We have talked at length about the troubles that trees cause for concrete.  Thankfully we’ve addressed many of those issues in the past 3 years.  We have not talked so much about the trouble they cause for grass and more specifically, greens and tees.   Extreme summer weather has moved out and shade is becoming our biggest enemy.  As we move into fall there is less sunlight each day and what sun we do get is lower in the sky.  The course is nearly 30 years old and the trees have matured a great deal in that time.  Shade this time of year greatly affects the turf’s ability to recover from the stresses of summer.  We can’t do much about the weather, but we can remove trees to increase the amount of sunlight that  grass receives.  If you have a few minutes, please read the two articles below from USGA.  If you just want the highlights, scroll past the links for a summary.  We need to give serious thought to removing trees that are causing trouble.
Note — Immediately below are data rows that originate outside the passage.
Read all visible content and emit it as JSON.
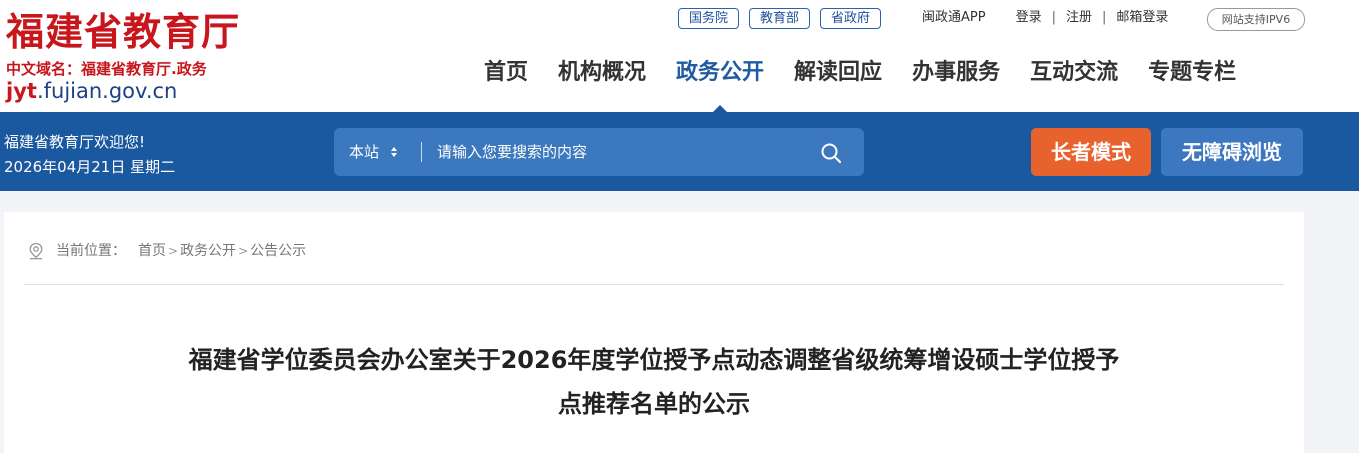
{
  "site": {
    "title": "福建省教育厅",
    "domain_label": "中文域名：福建省教育厅.政务",
    "url_prefix": "jyt",
    "url_rest": ".fujian.gov.cn"
  },
  "gov_links": [
    "国务院",
    "教育部",
    "省政府"
  ],
  "top_links": {
    "app": "闽政通APP",
    "login": "登录",
    "register": "注册",
    "mail_login": "邮箱登录",
    "ipv6": "网站支持IPV6"
  },
  "nav": {
    "items": [
      "首页",
      "机构概况",
      "政务公开",
      "解读回应",
      "办事服务",
      "互动交流",
      "专题专栏"
    ],
    "active": "政务公开"
  },
  "banner": {
    "welcome": "福建省教育厅欢迎您!",
    "date": "2026年04月21日 星期二",
    "search_scope": "本站",
    "search_placeholder": "请输入您要搜索的内容",
    "elder_mode": "长者模式",
    "accessible_browse": "无障碍浏览"
  },
  "breadcrumb": {
    "label": "当前位置：",
    "items": [
      "首页",
      "政务公开",
      "公告公示"
    ]
  },
  "article": {
    "title_line1": "福建省学位委员会办公室关于2026年度学位授予点动态调整省级统筹增设硕士学位授予",
    "title_line2": "点推荐名单的公示"
  },
  "colors": {
    "brand_red": "#c8161d",
    "banner_blue": "#1a589f",
    "accent_orange": "#e8622e"
  }
}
Pines are the biggest Challenge

Throwing Shade

  • Just because late-season shade isn’t experienced during the summer doesn’t mean it’s any less harmful. In fact, it could be more harmful if the shade comes in late August or September as cool-season grasses are recovering from a long, difficult summer. Shade at this time of the year means that grass cannot fully recover before winter, enters spring weak, and might not have enough time to fully recover before summer. This is a spiral that can only be broken if sunlight is improved in the fall and/or winter.
  • It is important that growing environments, and shade in particular, are assessed at all times of the year – not only in summer when the course is most active. If you take an objective look, you might be surprised how much weak grass during the season is connected to fall and winter shade, not summer shade.

Light The Way…

  • Turf growth of short grass is limited in the shade because shorter turf has minimal leaf area to intercept sunlight in the first place, which is why divots are so slow to recover on a heavily shaded tee. It should come as no surprise that putting greens suffer the most from shade since they possess little more than a thin veneer of leaf tissue mowed once or more each day at, or below, 0.125-inch.
  • Turf health and playability go hand in hand because superintendents manipulate the turf to provide a desired playing surface. Golfers then play on that surface, causing wear that everyone hopes will recover quickly; except sometimes turf doesn’t recover quickly. Obviously, the inability to rapidly recover from wear would affect the popular, heavily played golf facilities the most, but all courses are affected by wear issues and the loss of turf cover from time to time. Heavy play, disease activity, excessive heat, mechanical wear, and the stress associated with too much or too little water are factors that necessitate rapid turf recovery – but rapid turf recovery is impossible in the shade.
  • Shaded turf that is weak entering winter has little chance to make and store the carbohydrates needed for rapid spring greenup. Any winter injury will also be extra slow to recover due to carbohydrate depletion. Spring growth and winter injury recovery is also limited by low soil temperatures that persist longer in shaded sites.
  • Most greens that have severe tree shade issues will also have problems associated with poor air circulation and tree roots competing with turf for water and nutrients. The lack of air circulation can be especially detrimental to turf health during extended periods of hot, humid weather.
  • A thin, shaded putting surface will have a greater chance of developing moss encroachment problems than dense turf in full sun.
  • Recovery from cultural practices that thin out the stand of turf – such as aeration and deep vertical mowing – occurs more slowly on shaded turf than turf in full sun.